We could also get the same result by fitting a ridge regression model with a very large value of \(\lambda\). Note that 1e10 means \(10^{10}\).

> ridge.pred <- predict(ridge.mod, s = 1e10, newx = x[test,])
> mean((ridge.pred - y.test)^2)
[1] 224669.8

So fitting a ridge regression model with \(\lambda = 4\) leads to a much lower test \(MSE\) (142199) than fitting a model with just an intercept. We now check whether there is any benefit to performing ridge regression with \(\lambda = 4\) instead of just performing least squares regression.

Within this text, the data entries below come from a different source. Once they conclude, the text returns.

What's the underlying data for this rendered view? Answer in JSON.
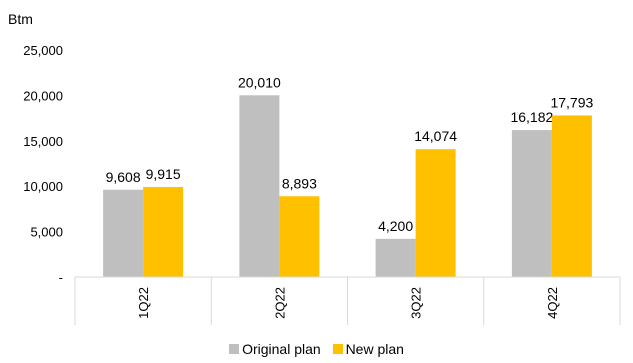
{
  "chart_data": {
    "type": "bar",
    "unit_label": "Btm",
    "categories": [
      "1Q22",
      "2Q22",
      "3Q22",
      "4Q22"
    ],
    "series": [
      {
        "name": "Original plan",
        "color": "#BFBFBF",
        "values": [
          9608,
          20010,
          4200,
          16182
        ],
        "labels": [
          "9,608",
          "20,010",
          "4,200",
          "16,182"
        ]
      },
      {
        "name": "New plan",
        "color": "#FFC000",
        "values": [
          9915,
          8893,
          14074,
          17793
        ],
        "labels": [
          "9,915",
          "8,893",
          "14,074",
          "17,793"
        ]
      }
    ],
    "ylim": [
      0,
      25000
    ],
    "yticks": [
      0,
      5000,
      10000,
      15000,
      20000,
      25000
    ],
    "ytick_labels": [
      "-",
      "5,000",
      "10,000",
      "15,000",
      "20,000",
      "25,000"
    ],
    "grid": false,
    "legend": "bottom"
  }
}
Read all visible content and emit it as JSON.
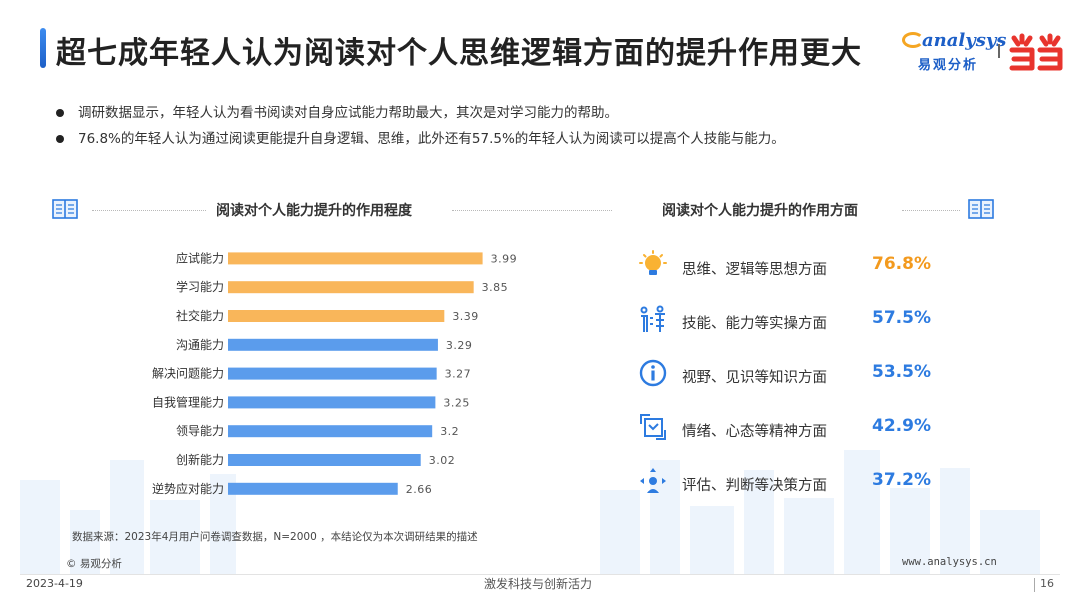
{
  "header": {
    "title": "超七成年轻人认为阅读对个人思维逻辑方面的提升作用更大",
    "logo_brand": "analysys",
    "logo_sub": "易观分析",
    "accent": "#2d7be0"
  },
  "bullets": [
    "调研数据显示，年轻人认为看书阅读对自身应试能力帮助最大，其次是对学习能力的帮助。",
    "76.8%的年轻人认为通过阅读更能提升自身逻辑、思维，此外还有57.5%的年轻人认为阅读可以提高个人技能与能力。"
  ],
  "left_panel": {
    "title": "阅读对个人能力提升的作用程度"
  },
  "right_panel": {
    "title": "阅读对个人能力提升的作用方面"
  },
  "chart_data": {
    "type": "bar",
    "orientation": "horizontal",
    "title": "阅读对个人能力提升的作用程度",
    "categories": [
      "应试能力",
      "学习能力",
      "社交能力",
      "沟通能力",
      "解决问题能力",
      "自我管理能力",
      "领导能力",
      "创新能力",
      "逆势应对能力"
    ],
    "values": [
      3.99,
      3.85,
      3.39,
      3.29,
      3.27,
      3.25,
      3.2,
      3.02,
      2.66
    ],
    "value_labels": [
      "3.99",
      "3.85",
      "3.39",
      "3.29",
      "3.27",
      "3.25",
      "3.2",
      "3.02",
      "2.66"
    ],
    "bar_colors": [
      "#f9b65a",
      "#f9b65a",
      "#f9b65a",
      "#5b9cec",
      "#5b9cec",
      "#5b9cec",
      "#5b9cec",
      "#5b9cec",
      "#5b9cec"
    ],
    "xlim": [
      0,
      4.2
    ],
    "grid": false,
    "legend": "none"
  },
  "aspects": [
    {
      "icon": "lightbulb-icon",
      "label": "思维、逻辑等思想方面",
      "percent": "76.8%",
      "color": "#f39a1e"
    },
    {
      "icon": "skills-icon",
      "label": "技能、能力等实操方面",
      "percent": "57.5%",
      "color": "#2d7be0"
    },
    {
      "icon": "info-icon",
      "label": "视野、见识等知识方面",
      "percent": "53.5%",
      "color": "#2d7be0"
    },
    {
      "icon": "emotion-icon",
      "label": "情绪、心态等精神方面",
      "percent": "42.9%",
      "color": "#2d7be0"
    },
    {
      "icon": "decision-icon",
      "label": "评估、判断等决策方面",
      "percent": "37.2%",
      "color": "#2d7be0"
    }
  ],
  "footer": {
    "source": "数据来源：2023年4月用户问卷调查数据，N=2000 ，本结论仅为本次调研结果的描述",
    "copyright": "© 易观分析",
    "website": "www.analysys.cn",
    "date": "2023-4-19",
    "slogan": "激发科技与创新活力",
    "page": "16"
  }
}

Recall that least squares is simply ridge regression with \(\lambda = 0\).

ridge.pred <- predict(ridge.mod, s = 0, newx = x[test,], exact = T, x = x[train,], y = y[train])
mean((ridge.pred - y.test)^2)
[1] 168588.6
lm(y ~ x, subset = train)
predict(ridge.mod, s = 0, exact = T, type = "coefficients", x = x[train,], y = y[train])[1:20,]

In general, if we want to fit a (unpenalized) least squares model, then we should use the lm() function, since that function provides more useful outputs, such as standard errors and p-values for the coefficients.

Note: In order for glmnet() to yield the exact least squares coefficients when \(\lambda = 0\), we use the argument exact=T when calling the predict() function. Otherwise, the predict() function will interpolate over the grid of \(\lambda\) values used in fitting the glmnet() model, yielding approximate results. When we use exact=T, there remains a slight discrepancy in the third decimal place between the output of glmnet() when \(\lambda = 0\) and the output of lm(); this is due to numerical approximation on the part of glmnet().

MC1:
A ridge regression model with \(\lambda = 4\) leads to a lower \(MSE\) than a regular least squares regression model. Therefore we can conclude that introducing a small bias on how the model is fit on the training data, reduces the variance of the model. In other words, by starting with a slightly worse fit, ridge regression provides better predictions on unseen data.